Jürgen Kasek ist umweltpolitischer Sprecher der Grünen im Leipziger Stadtrat. Was gegen Schottergärten spricht, liegt für ihn auf der Hand: "Punkt eins: Wir brauchen mehr Grün für Insekten. Punkt zwei: Steine erhitzen sich deutlich stärker als Grün. Das führt dazu, dass sich Siedlungen mit Schottergärten deutlich stärker erhitzen. Punkt drei ist das Wasserproblem: Die Steine sind versiegelt. Wenn Wasser kommt, kann es nicht in den Boden einsickern, sondern wird in die Kanalisation geführt. Damit geht es dem Ökosystem verloren."

Jürgen Kasek
Jürgen Kasek ist umweltpolitischer Sprecher der Grünen im Leipziger Stadtrat. Er ist für ein Verbot von Schottergärten. Bildrechte: MITTELDEUTSCHER RUNDFUNK

Leipzig: Stadtverwaltung gegen neue Vorgartensatzung

Zwar könnten Kommunen in Bebauungsplänen Schottergärten ausschließen. B-Pläne werden allerdings nicht überall aufgestellt. Daher haben die Grünen einen Antrag im Stadtrat eingebracht. Ihr Ziel: die Vorgartensatzung ändern und Schottergärten künftig prinzipiell verbieten. Eine neue Satzung lehnt die Stadtverwaltung jedoch ab. Begründung: Die bisherige Reglung schließe Schotterflächen bereits aus. Dort heißt es nämlich unter Paragraph 2: Vorgärten sind gärtnerisch anzulegen und zu unterhalten.

Gesetzliche Reglungen zu ungenau

Die Begründung der Verwaltung will Jürgen Kasek so nicht gelten lassen: "Die Verwaltung sagt, es ist ja schon geregelt und damit eigentlich verboten. Obwohl sie das so sagt, gibt es aber die Schottergärten. Das Problem besteht darin, dass die gesetzlichen Grundlagen zu schwammig sind." Er setzt auf das Gespräch mit den anderen Fraktionen, bevor er den Antrag zur Abstimmung bringen will.

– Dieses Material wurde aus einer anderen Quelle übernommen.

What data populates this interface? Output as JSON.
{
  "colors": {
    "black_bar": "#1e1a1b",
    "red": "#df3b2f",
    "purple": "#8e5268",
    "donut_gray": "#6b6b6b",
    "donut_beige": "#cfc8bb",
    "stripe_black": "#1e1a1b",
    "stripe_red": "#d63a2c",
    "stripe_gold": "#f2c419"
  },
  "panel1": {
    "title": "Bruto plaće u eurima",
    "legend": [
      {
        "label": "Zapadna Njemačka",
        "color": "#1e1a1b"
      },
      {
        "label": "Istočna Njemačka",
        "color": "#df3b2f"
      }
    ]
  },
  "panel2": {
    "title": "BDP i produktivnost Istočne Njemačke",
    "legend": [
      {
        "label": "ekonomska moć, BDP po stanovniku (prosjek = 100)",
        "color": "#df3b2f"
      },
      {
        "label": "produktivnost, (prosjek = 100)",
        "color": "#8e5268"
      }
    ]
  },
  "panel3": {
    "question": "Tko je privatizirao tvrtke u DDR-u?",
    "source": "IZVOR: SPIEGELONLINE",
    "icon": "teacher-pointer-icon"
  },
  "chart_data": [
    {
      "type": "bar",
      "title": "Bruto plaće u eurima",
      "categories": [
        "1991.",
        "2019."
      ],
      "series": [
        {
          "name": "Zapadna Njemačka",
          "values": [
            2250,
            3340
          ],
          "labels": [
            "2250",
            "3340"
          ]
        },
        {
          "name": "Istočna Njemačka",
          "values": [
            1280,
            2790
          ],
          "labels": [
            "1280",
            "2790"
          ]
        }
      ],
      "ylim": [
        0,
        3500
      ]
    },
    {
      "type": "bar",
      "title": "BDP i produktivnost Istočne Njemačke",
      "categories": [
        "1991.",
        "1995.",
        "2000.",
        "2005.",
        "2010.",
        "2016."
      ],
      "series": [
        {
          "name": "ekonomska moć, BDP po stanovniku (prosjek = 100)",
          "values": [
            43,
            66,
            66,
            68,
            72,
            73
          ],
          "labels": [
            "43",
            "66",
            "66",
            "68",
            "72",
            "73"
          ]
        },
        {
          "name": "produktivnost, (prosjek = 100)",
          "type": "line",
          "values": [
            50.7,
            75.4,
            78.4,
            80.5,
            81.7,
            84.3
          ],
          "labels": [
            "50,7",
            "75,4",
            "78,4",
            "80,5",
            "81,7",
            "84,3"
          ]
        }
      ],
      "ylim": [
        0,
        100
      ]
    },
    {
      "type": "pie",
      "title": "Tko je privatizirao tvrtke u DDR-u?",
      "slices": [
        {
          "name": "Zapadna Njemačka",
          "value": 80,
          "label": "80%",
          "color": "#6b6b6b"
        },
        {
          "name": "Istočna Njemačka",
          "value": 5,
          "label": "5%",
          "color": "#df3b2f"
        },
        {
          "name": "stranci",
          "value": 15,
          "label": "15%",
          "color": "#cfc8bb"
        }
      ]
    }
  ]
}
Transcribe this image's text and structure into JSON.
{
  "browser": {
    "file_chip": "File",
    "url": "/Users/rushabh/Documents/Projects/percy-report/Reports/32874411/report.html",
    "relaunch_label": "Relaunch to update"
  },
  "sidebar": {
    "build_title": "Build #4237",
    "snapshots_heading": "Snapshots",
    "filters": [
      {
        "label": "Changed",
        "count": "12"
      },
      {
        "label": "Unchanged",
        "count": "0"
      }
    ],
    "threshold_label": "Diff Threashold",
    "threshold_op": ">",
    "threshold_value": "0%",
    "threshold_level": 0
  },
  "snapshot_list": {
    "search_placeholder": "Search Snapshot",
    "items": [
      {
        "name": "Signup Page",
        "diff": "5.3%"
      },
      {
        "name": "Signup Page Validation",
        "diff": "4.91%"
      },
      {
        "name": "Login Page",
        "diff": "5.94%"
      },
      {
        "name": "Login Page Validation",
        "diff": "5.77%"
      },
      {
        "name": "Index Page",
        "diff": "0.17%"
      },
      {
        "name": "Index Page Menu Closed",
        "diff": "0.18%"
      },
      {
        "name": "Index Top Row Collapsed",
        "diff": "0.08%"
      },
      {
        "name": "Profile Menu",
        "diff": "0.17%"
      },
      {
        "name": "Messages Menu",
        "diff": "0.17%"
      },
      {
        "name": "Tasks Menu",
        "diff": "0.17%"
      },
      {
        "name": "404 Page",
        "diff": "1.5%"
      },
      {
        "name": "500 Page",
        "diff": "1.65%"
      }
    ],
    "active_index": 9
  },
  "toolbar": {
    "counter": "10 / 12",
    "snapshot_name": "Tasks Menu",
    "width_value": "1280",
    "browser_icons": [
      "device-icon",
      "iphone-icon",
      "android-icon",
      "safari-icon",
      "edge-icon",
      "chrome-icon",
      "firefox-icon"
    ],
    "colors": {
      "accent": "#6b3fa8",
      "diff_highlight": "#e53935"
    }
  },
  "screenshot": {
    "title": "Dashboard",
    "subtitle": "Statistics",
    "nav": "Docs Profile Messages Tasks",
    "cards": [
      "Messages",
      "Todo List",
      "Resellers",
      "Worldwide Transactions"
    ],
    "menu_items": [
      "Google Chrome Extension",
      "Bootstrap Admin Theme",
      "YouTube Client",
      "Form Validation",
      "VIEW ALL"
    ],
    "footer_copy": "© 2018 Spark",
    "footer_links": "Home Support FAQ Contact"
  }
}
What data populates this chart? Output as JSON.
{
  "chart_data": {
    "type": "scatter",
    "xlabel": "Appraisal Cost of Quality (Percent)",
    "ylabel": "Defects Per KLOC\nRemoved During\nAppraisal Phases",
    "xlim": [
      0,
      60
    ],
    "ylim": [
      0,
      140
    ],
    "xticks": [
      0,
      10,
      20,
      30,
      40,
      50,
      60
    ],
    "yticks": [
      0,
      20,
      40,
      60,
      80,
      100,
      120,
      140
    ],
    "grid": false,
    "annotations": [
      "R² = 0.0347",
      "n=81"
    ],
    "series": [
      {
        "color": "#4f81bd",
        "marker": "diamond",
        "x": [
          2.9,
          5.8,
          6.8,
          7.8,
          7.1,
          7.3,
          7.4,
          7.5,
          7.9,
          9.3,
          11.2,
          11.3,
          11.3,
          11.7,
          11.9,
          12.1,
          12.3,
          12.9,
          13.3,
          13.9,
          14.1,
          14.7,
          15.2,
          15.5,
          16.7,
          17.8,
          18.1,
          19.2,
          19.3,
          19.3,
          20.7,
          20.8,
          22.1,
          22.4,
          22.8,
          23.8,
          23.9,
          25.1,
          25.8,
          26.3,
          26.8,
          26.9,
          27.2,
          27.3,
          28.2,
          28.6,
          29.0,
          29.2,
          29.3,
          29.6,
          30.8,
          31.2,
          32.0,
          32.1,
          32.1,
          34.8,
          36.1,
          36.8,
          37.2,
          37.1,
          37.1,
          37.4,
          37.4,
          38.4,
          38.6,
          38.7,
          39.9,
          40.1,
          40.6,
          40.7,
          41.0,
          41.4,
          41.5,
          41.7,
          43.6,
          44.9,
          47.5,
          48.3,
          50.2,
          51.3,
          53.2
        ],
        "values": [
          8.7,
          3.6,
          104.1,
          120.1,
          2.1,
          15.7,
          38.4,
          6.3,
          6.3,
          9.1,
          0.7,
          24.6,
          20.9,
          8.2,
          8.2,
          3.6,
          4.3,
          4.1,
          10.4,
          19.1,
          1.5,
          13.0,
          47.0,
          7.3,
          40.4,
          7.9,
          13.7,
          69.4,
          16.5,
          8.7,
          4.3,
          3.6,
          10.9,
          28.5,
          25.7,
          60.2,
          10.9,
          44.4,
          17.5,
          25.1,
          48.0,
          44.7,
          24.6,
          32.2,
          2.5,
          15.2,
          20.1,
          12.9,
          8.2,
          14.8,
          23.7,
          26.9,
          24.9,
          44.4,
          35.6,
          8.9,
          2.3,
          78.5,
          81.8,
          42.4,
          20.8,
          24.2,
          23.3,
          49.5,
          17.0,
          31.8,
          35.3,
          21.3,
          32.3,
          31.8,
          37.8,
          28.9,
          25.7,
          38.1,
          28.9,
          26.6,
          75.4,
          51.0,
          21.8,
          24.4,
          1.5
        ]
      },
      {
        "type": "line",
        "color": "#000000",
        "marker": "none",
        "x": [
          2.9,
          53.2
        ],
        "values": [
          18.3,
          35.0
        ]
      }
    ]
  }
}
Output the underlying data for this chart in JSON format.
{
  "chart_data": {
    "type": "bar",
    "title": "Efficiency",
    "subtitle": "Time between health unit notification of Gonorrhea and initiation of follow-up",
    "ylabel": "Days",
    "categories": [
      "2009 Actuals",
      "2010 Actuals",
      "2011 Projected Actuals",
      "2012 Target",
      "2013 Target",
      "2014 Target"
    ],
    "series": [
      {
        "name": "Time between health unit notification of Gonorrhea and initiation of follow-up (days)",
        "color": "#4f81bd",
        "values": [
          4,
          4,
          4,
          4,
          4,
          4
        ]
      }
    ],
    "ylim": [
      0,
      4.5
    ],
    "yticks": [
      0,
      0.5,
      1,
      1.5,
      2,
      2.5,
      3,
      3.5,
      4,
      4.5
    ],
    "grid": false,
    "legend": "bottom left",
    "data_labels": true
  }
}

Bisher haben sich nur drei Fraktionen aus dem Leipziger Stadtrat geäußert. Michael Neuhaus, umweltpolitischer Sprecher der Linksfraktion, erklärt dazu: "Zielführender wäre es, geltende Regelungen endlich konsequent umzusetzen. Eine eigenständige Kontrolle und Ahndung erfolgten aktuell nämlich nicht." Ähnlich äußert sich die Fraktion Freibeuter. Die CDU-Fraktion befindet sich nach eigenen Angaben noch in der Diskussion.

Schottergarten
Platz für viel Grün ist hier nicht mehr. Bildrechte: MITTELDEUTSCHER RUNDFUNK

Erfurt: Zukünftiges Verbot wahrscheinlich

Laut Wählervereinigung "Mehrwertstadt" stehen in Erfurt die Zeichen für ein Verbot von Schottergärten gut. Auch ihre Stadtratsfraktion hat eine Änderung der Begrünungsatzung beantragt. Dazu Jana Rötsch, stellvertretende Fraktionsvorsitzende: "Wir rechnen Ende September mit der Entscheidung, dass die Begrünungsatzung geändert wird. Im Vorfeld gab es konstruktive Gespräche mit anderen Fraktionen und auch der Stadtverwaltung. Da ist uns durchaus Goodwill signalisiert worden, so dass wir wirklich sehr hoffnungsvoll sind."

Finanzielle Anreize zum Rückbau

Klar ist allerdings auch: Bisherige Schottergärten genießen weiterhin Bestandsschutz. "Die zukünftige Begrünungsatzung wird es nicht hergeben, dass ein Rückbau gefordert wird", versichert Jana Rötsch. Zwar befürworte sie prinzipiell den Rückbau alter Schotterflächen, sehe dabei jedoch die Stadt Erfurt in der Pflicht. Hier müssten den Bürgerinnen und Bürgern finanzielle Anreize oder beispielsweise Kurse angeboten werden.

Jana Rötsch
Jana Rötsch ist stellvertretende Fraktionsvorsitzende der Wählervereinigung "Mehrwertstadt" Erfurt. Auch sie zieht eine negative Bilanz für Schottergärten. Bildrechte: MITTELDEUTSCHER RUNDFUNK

Magdeburg: Weniger Schotter in Neubaugebieten

Bereits abgestimmt zur Vermeidung von Schottergärten hat der Stadtrat in Magdeburg. In der sachsen-anhaltischen Landeshauptstadt setzt man allerdings auf die kleinere Lösung. Versiegelte Schottergärten sollen zunächst nur in neuen Bebauungsplänen für Wohngebiete eingeschränkt werden. Künftig soll gelten, dass nicht überbaubare Grundstücksflächen und insbesondere Vorgärten zu mindestens 80 Prozent aus unversiegelter Vegetationsfläche bestehen müssen.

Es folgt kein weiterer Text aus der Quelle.